Perry meets with donors about 2016 run?
Texas Gov. Rick Perry is inviting hundreds of prominent Republican donors and policy experts to a series of gatherings next month that are intended to rebuild his damaged national brand and lay the foundation for a potential 2016 presidential campaign, fundraisers and organizers confirmed to POLITICO.I think Perry would make a very good President if he goes to Washington and employs the same policies that have been successful in Texas. His challenge in dealing with the donors is to show that he is ready to be a good candidate. He has some obvious political skills and can be quite charming one on one or in small groups. He is going to have to show an ability to come across on the big stage at a debate. If he can do that he should have a good chance to get the nomination and win.
The small-group sessions kick off Tuesday and Wednesday in Austin with a pair of lunches and dinners held in the governor’s mansion wedged between policy briefings at the nearby office of Perry senior adviser Jeff Miller. In all, Perry’s team expects he will meet in person with more than 500 major donors and bundlers from around the country in December as well as a slew of operatives, Republican National Committee members and policy experts.

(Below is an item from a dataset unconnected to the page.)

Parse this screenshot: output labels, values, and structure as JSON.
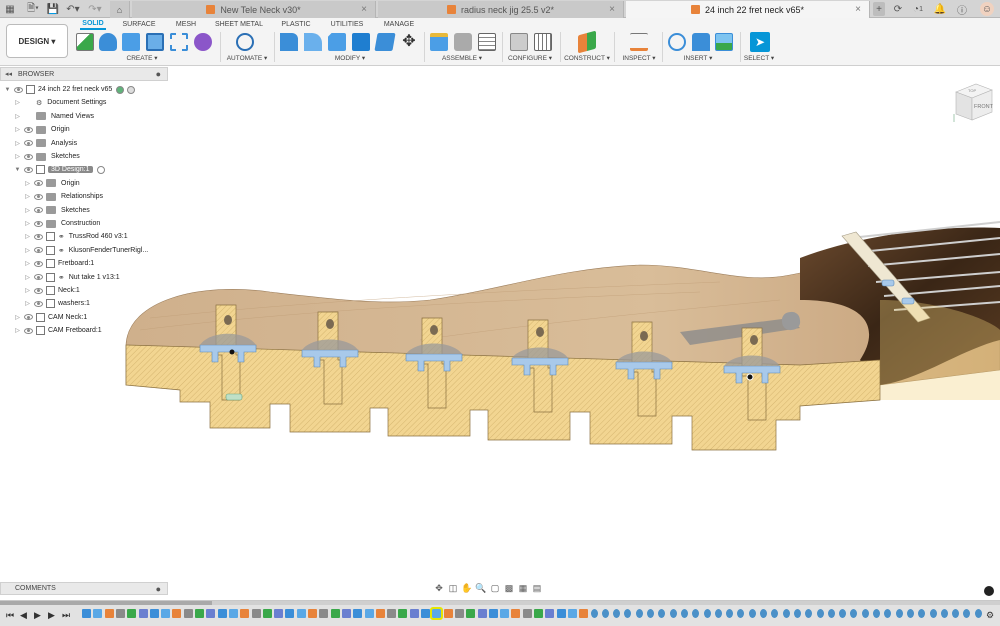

Perry’s intensive month of foundation-building comes as other prospective Republican presidential candidates – notably former Florida Gov. Jeb Bush and Texas Sen. Ted Cruz – are engaging with the wealthy Texanswho for years have been among the GOP’s most significant sources of cash. As the heir to a political dynasty with deep Texas ties, Bush in particular could seriously cut into Perry’s financial base. Bush over the last few months has met with major Texas donors.
Perry has long enjoyed support from Texas’s biggest wallets for his state campaigns, but some of the donors remain skeptical of his presidential viability as a result of his bumbling 2012 run, during which some abandoned him in favor of eventual nominee Mitt Romney.
Perry had entered the race to much fanfare as the most formidable GOP foe to Romney. But his debate performances induced cringes, his anti-establishment tough talk prompted grumbles in the business community and he had only limited success expanding his fundraising base beyond Texas. When he dropped out not long after finishing fifth in the Iowa caucuses, Perry further alienated his party’s business wing by snubbing Romney and backing the long-shot rival campaign of Newt Gingrich.